With the help of local builders as well as some of our school's students, we successfully built our hut with wood poles, natural fiber ropes, and dried woven coconut tree fronds. Within the hut, we included the SDG 1 indicators and targets for visitors to learn more about poverty from a global standpoint. After CHEMUN, we composted the fronds and the ropes. The school uses the compost materials for the community garden. We also donated the wooden poles to the Adventure Activities class for reuse. 

Sam's note from supervising the MUN Impact Zone during CHEMUN:


I shared information about SDG 1 (eradication of poverty) and why it was necessary for us to solve the issue. I also distributed Impact badges and stickers so that MUN impact can spread worldwide.

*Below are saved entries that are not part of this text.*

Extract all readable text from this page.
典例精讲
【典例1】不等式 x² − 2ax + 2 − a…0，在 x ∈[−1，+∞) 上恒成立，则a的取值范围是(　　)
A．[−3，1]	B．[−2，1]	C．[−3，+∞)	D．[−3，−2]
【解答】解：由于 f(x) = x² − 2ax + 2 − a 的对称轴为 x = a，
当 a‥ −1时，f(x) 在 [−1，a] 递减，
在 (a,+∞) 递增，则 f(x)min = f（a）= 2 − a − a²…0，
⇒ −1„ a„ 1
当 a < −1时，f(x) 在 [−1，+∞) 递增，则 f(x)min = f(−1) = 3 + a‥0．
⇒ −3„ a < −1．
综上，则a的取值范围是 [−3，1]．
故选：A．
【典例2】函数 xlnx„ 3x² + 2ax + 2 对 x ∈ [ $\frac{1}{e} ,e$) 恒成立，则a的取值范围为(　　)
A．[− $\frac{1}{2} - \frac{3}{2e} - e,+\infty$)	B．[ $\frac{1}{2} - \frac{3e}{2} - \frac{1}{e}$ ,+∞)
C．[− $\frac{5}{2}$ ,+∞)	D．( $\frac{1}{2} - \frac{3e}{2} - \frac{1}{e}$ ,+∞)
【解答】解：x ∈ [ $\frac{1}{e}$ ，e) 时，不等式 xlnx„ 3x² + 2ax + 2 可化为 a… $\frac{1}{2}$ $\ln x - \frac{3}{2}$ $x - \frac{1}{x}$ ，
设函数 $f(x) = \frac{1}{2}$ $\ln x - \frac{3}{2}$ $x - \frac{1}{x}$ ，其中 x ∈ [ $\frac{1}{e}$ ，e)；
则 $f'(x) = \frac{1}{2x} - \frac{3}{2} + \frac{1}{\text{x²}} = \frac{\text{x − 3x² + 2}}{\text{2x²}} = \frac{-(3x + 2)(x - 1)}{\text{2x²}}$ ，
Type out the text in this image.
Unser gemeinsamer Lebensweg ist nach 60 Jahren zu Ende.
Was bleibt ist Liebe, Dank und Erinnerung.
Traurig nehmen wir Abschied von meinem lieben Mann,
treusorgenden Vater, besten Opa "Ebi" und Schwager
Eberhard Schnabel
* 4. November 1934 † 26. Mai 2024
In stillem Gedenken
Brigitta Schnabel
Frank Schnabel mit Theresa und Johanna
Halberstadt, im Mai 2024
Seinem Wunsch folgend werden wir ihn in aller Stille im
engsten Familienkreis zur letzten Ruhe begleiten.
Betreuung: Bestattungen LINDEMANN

A common question I received from student delegate was “What is MUN impact?”. I was happy to hear that question because it gave me an opportunity to persuade students to be interested in MUN impact. After I explained to them about what we are, the student delegates were able to relate themselves to a similar activity they have participated before. Some delegates approached me to get our badges, but most of them were more excited than me to share their personal experience about how they gave an impact to their surrounding community. From the stories I heard from delegates I have never met before, I felt a strong connection with them. We discussed possible future plans we could develop together. The Robert College advisors were especially willing to collaborate with MUN impact to initiate SDG 16, hoping to solve war and refugee issues in Turkey.


On the third day, I gave a tour around the Impact Zone to some of the students from our local school reach out program. The local students were interested in the Impact hut. I was very delighted to see them read the information charts in English even though they were not native English speakers. What was surprising to me was their interest in solving the issue of poverty. As the local students were already aware of the slum areas in Chennai, they were able to suggest possible solutions to eradicate poverty. One example that they provided was implementing quality education.


At the end of the conference, I was surprised by how each delegate, regardless of their nationality, had the will to improve their surrounding communities. I learned from the people I’ve met that even a small action to solve the problem matters. For every success story, it was always the small action to solve an issue that created the bigger solution. And thus, I was thankful for all the delegates who provided MUN Impact club with millions of possible ideas we could work on in the future.